Se da un lato le equazioni di Maxwell furono essenziali per dare alla fisica gli strumenti necessari per comprendere al meglio i fenomeni elettrici e magnetici, visti da quel momento in poi come manifestazione di un’unica forza della natura, dall’altro presentavano alcuni problemi. Il primo di ordine pratico: le equazioni confermavano qualcosa che si sapeva sin dai tempi di Isaac Newton, la luce è un’onda. Se, però, si poneva l’analogia tra l’onda di luce e le altre onde, come quella sonora, doveva in qualche modo esistere anche un mezzo all’interno del quale l’onda doveva propagarsi. Per diversi decenni, allora, i fisici si misero alla ricerca del così detto etere, fino a che l’esperimento di Albert Michelson e Edward Morley non diede il definitivo addio al concetto di etere, aggiungendo però anche un risultato inatteso: la costanza della velocità della luce.

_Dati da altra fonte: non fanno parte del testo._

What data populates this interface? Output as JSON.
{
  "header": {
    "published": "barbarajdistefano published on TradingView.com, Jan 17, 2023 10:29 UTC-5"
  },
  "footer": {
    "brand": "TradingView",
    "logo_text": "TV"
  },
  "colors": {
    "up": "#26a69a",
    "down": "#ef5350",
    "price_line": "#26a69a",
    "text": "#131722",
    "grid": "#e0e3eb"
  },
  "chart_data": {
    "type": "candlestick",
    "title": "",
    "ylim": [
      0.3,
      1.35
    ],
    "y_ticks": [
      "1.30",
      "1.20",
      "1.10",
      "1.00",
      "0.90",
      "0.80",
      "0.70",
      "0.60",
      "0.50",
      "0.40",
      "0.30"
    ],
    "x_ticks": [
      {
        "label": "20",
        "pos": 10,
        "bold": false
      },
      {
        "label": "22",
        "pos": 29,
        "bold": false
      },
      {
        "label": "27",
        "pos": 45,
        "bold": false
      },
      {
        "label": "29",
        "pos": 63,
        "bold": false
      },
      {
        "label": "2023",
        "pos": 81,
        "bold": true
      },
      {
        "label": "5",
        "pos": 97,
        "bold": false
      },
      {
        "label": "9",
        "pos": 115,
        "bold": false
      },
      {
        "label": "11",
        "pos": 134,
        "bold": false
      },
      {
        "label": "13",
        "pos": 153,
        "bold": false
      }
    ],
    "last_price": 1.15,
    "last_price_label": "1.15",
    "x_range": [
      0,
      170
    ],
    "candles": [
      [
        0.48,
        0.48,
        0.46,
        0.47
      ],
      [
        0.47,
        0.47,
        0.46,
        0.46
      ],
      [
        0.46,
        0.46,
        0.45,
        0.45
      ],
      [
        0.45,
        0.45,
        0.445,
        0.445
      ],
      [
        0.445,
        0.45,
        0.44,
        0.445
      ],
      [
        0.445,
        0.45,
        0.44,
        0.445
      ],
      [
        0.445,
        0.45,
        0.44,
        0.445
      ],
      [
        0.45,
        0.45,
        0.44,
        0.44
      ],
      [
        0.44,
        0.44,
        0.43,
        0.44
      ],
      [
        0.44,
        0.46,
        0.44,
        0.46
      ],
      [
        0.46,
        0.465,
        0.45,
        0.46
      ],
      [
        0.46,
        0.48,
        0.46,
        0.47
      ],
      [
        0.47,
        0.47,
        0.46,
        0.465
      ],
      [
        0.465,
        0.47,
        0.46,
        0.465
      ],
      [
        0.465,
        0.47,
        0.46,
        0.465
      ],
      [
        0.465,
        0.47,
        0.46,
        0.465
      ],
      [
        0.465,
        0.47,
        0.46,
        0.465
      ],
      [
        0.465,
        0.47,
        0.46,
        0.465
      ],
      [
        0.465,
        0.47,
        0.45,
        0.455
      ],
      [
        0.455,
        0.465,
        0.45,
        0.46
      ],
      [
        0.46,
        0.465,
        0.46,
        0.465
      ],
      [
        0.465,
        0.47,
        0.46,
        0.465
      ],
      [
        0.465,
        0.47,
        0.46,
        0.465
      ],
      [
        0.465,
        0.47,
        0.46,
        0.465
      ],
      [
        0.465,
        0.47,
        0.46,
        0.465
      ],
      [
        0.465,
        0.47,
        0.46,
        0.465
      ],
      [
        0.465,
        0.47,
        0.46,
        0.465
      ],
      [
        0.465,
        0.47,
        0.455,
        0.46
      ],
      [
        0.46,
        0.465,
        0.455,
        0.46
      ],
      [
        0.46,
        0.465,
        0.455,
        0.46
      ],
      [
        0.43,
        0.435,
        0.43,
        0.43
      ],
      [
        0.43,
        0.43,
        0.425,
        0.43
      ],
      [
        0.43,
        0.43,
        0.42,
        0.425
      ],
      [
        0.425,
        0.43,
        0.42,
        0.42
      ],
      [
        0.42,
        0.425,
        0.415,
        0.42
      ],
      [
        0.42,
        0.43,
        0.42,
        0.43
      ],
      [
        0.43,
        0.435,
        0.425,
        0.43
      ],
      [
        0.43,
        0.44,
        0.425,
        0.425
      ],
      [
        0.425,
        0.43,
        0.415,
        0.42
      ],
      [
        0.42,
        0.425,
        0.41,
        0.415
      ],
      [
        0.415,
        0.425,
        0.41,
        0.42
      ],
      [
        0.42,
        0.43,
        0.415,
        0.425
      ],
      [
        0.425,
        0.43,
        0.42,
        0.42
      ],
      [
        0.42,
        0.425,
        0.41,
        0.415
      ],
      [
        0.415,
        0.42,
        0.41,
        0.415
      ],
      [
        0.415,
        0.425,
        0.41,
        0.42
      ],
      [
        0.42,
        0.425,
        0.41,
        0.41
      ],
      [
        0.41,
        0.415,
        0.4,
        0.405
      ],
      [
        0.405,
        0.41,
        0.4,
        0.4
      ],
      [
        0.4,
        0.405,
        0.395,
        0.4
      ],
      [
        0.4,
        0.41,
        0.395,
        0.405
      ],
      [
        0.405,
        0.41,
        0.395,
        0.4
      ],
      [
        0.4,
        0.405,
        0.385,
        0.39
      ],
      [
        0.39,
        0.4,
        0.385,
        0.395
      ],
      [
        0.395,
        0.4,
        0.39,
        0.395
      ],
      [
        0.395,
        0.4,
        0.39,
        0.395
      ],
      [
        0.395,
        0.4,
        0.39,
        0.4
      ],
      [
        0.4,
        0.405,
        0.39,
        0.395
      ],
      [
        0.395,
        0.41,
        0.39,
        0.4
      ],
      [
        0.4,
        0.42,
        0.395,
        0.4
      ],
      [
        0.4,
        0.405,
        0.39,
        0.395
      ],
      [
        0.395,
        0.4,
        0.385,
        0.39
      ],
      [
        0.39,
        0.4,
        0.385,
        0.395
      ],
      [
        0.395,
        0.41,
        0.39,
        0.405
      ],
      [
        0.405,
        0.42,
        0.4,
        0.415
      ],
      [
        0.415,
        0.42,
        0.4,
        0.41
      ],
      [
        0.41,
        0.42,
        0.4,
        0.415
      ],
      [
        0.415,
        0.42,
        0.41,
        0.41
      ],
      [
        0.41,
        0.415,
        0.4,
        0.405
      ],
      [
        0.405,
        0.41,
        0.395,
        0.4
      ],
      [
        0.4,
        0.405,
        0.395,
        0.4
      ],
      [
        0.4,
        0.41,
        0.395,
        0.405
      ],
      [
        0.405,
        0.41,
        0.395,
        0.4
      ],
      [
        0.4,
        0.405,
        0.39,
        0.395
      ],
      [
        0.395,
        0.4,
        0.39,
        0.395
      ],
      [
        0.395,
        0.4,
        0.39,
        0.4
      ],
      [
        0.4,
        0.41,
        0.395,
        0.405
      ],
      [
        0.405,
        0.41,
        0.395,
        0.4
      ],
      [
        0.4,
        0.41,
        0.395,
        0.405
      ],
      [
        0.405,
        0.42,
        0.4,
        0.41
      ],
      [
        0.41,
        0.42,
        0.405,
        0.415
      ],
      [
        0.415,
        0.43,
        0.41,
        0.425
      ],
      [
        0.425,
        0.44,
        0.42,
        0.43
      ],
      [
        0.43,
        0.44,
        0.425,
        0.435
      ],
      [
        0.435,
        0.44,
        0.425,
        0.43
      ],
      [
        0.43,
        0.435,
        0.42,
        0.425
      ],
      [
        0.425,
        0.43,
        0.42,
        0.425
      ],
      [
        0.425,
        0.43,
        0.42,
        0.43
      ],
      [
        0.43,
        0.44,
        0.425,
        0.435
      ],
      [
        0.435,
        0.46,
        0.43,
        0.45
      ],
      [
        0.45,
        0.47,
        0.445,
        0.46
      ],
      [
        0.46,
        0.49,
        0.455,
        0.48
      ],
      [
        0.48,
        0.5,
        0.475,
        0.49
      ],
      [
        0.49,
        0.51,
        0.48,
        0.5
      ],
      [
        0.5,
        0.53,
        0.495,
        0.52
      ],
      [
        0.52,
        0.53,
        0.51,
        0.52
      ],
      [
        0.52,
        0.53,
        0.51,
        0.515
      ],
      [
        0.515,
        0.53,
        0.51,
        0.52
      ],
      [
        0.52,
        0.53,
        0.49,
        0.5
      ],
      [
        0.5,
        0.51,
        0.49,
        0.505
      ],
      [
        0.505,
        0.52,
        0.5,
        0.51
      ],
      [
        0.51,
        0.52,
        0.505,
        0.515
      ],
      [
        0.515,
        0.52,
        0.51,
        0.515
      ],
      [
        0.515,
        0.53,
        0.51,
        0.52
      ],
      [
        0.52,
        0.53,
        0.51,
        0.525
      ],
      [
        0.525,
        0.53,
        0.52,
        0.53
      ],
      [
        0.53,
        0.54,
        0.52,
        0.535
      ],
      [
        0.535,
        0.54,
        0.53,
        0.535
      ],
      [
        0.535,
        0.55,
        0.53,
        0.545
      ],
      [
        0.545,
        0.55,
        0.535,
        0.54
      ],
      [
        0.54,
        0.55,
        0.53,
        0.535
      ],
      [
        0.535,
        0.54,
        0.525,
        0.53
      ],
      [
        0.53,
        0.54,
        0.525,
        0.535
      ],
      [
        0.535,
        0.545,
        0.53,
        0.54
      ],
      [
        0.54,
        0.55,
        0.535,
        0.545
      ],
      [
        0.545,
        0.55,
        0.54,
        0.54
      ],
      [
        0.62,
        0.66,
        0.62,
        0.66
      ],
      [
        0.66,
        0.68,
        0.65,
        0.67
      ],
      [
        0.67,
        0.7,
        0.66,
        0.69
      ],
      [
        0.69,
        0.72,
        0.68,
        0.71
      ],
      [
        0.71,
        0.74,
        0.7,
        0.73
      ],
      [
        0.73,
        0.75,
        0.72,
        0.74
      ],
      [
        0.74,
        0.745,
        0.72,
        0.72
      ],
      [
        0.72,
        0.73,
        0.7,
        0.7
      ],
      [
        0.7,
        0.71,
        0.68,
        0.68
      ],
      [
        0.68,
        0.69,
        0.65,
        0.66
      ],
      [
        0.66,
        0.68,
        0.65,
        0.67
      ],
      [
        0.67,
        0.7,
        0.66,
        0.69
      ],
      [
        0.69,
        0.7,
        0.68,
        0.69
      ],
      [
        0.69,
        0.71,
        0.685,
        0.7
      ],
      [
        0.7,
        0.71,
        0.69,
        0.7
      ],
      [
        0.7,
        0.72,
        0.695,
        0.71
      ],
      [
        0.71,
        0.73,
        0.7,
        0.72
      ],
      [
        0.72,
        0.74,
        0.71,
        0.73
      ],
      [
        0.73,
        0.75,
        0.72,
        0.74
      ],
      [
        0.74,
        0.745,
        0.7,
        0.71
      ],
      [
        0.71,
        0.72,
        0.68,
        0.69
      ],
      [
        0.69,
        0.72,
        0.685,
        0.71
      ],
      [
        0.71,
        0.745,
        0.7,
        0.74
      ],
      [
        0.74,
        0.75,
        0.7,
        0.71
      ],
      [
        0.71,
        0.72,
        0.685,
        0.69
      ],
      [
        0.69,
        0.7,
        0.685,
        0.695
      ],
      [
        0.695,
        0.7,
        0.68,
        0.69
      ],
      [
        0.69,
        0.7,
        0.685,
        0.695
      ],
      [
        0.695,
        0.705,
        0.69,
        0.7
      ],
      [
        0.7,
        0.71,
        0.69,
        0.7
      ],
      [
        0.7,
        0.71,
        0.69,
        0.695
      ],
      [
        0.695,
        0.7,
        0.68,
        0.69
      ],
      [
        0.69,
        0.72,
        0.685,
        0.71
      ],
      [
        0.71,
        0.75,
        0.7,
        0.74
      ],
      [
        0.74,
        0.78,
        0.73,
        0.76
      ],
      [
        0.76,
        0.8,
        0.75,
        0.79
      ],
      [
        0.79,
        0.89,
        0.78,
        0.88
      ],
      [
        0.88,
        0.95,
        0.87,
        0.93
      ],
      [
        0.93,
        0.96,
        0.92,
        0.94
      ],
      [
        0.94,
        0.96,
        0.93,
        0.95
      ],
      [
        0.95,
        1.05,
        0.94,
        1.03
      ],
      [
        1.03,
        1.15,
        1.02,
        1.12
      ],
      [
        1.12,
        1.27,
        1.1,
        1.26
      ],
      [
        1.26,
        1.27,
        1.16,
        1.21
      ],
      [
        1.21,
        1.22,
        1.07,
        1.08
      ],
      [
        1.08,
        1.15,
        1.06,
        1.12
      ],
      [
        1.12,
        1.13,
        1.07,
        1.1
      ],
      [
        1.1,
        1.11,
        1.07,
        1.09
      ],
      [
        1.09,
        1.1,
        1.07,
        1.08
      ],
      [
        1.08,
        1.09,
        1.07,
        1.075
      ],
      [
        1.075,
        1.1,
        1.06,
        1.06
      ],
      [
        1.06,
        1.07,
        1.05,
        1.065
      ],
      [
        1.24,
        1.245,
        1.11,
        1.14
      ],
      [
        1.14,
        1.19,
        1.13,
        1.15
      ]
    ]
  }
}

Ovvero se misuriamo la luce emessa da una lampadina a bordo di un’astronave ferma o a bordo di un’astronave in movimento, la sua velocità è assolutamente identica, ovviamente entro gli errori sperimentali, che possiamo comunque rendere inferiori rispetto alla velocità dell’astronave in movimento.
L’altro elemento che disturbava un po’ nelle equazioni di Maxwell era la loro assenza di simmetria rispetto alle così dette trasformazioni di Galileo. Il punto centrale sta in un concetto fisico importante, quello dei sistemi di riferimento. Un sistema di riferimento è un sistema di coordinate cartesiane che viene posto su un dato punto particolare del sistema fisico studiato. In pratica possiamo decidere di descrivere il moto di un’automobile o dal punto di vista del guidatore, per il quale sono le altre automobili a muoversi, o dal punto di vista di chi lo osserva passare, per il quale è lui a muoversi. In funzione della complessità del problema fisico si può adottare uno dei due punti di vista, o anche un terzo ancora che, magari, risulta più semplice dei due precedenti.
Per permetterci di passare da un punto di vista all’altro, però, esiste uno strumento matematico, quello delle trasformazioni di coordinate. Le trasformazioni di Galileo non sono altro che delle trasformazioni che permettono di passare da un sistema fermo, come il tipo a lato della strada, a uno in movimento, come l’automobilista a bordo dell’auto, e viceversa.
Il problema, con le equazioni di Maxwell, era che, quando si applicavano alle equazioni le trasformazioni di Galileo, le equazioni di Maxwell risultavano diverse: in termini pratici questo avrebbe implicato che compiere un esperimento di elettromagnetismo a bordo della strada avrebbe portato a risultati diversi rispetto allo stesso esperimento compiuto a bordo dell’automobile in movimento. E la cosa non solo non piaceva ai fisici, ma non era mai stata verificata (nel senso che i due esperimenti non presentavano alcuna differenza).
A risolvere la faccenda ci pensarono la relatività speciale di Albert Einstein e le nuove trasformazioni di coordinate scoperte da Hendrik Lorentz: non solo le equazioni di Maxwell risultavano simmetriche rispetto alla matematica della relatività speciale, ma la sua conseguenza era che il tempo e lo spazio risultavano legati uno all’altro. In termini più semplici la relatività di Einstein ci dice che un viaggio nello spazio è anche un viaggio nel tempo e viceversa. Per cui è abbastanza ovvio che, andare alla ricerca di Paperinik da qualche parte nell’universo, equivale a cercare Paperinik nello spazio e nel tempo.